Reid Husmer (BA international business ’96) despises clutter. When he feels his life is disorganized, he cleans. He boasts that his home has achieved a bare minimum of efficiency — TV, couch, kitchen table, bed. His 7-year-old son’s room, though, is a different story.

“I get to the point with my son where his room has too much stuff, because kids like a toy for five minutes and then put it aside,” Husmer says. “Adults aren’t that different; they love their toys, too. They’ll just pile them in the garage instead of their bedroom.”

And when adults want to get rid of their toys, they can call Husmer’s company Gone For Good, which he started from his home in 2008 and now runs from a storefront in Littleton, Colo.

The premise is simple: Husmer and his employee, Jonathan Inaba, will come to your house and, for a price, haul away a roomful of junk. The philosophy is more involved: There is value in what others throw away, and there also is a responsibility to the environment.

“We’re an eco-friendly hauling company,” Husmer says. “A lot of companies will haul things from your house. We sort through it and try to resell it. If we can’t, we donate it to charity. If we can’t do that, we break down the materials — wood, metal, foam — and give it to our recycling partners, instead of it going into a landfill.”

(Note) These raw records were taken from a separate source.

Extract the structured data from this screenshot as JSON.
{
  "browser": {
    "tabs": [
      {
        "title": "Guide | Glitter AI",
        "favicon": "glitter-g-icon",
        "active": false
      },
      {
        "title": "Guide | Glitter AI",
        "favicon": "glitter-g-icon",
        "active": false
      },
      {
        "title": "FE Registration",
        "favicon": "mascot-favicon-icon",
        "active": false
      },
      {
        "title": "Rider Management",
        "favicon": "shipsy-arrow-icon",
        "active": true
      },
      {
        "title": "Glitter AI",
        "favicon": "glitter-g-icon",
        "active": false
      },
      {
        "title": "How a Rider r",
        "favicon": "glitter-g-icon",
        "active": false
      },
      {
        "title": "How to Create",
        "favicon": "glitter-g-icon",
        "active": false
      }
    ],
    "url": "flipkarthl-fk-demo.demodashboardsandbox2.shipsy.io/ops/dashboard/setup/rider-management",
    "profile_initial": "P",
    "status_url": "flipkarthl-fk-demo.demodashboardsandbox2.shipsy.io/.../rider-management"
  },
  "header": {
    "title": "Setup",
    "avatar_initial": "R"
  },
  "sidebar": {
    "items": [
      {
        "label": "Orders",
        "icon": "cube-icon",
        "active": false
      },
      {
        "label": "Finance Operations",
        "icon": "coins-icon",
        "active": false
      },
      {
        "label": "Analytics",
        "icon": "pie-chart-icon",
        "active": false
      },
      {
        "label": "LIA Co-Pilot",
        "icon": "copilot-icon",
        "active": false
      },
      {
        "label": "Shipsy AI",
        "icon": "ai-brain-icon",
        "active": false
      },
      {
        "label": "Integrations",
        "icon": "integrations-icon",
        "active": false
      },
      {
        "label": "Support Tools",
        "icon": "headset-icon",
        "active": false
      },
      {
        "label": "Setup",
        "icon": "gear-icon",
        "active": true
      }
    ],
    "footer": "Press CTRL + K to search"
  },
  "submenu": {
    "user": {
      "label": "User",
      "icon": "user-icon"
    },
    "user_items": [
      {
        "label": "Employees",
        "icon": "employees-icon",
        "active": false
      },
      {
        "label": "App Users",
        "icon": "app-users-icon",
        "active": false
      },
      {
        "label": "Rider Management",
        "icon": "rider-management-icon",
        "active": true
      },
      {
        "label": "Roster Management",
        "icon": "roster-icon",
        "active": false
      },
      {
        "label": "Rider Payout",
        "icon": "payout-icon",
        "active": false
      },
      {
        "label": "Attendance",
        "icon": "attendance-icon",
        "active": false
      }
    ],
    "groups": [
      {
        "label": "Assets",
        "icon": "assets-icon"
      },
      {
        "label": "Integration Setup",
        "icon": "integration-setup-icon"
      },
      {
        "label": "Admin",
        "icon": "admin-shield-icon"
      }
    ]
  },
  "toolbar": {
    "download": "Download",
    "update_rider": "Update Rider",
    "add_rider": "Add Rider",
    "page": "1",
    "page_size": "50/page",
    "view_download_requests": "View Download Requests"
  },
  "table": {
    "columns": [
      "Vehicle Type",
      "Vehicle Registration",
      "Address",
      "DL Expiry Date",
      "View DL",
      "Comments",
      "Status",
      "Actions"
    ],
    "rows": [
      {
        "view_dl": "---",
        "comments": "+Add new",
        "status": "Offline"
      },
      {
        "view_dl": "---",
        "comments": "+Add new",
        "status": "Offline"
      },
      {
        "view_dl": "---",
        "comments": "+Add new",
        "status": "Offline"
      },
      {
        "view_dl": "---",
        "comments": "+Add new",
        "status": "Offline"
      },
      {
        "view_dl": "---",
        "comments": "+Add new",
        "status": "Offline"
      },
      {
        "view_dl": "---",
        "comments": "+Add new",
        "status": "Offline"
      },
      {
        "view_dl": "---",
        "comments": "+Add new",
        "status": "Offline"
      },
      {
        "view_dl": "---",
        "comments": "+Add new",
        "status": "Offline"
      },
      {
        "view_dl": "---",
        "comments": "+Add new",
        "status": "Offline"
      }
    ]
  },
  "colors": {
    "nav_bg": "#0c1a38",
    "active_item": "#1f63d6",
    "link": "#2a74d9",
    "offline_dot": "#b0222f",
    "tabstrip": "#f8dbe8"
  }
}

For the business to thrive, Husmer has built fruitful relationships with professional organizers, Realtors, recyclers and charities (the Epilepsy Foundation is a sizeable beneficiary). Customers get 30 percent of resales after 30 days—a figure that has ranged from $30 to $300—and Husmer says he’s been surprised by how many items he’s been able to resell.

“You go on Craigslist or eBay, and it’s amazing what people will buy. What’s not valuable to you is valuable to someone else,” he says. “Instead of just dumping it away, we can give it a better home.”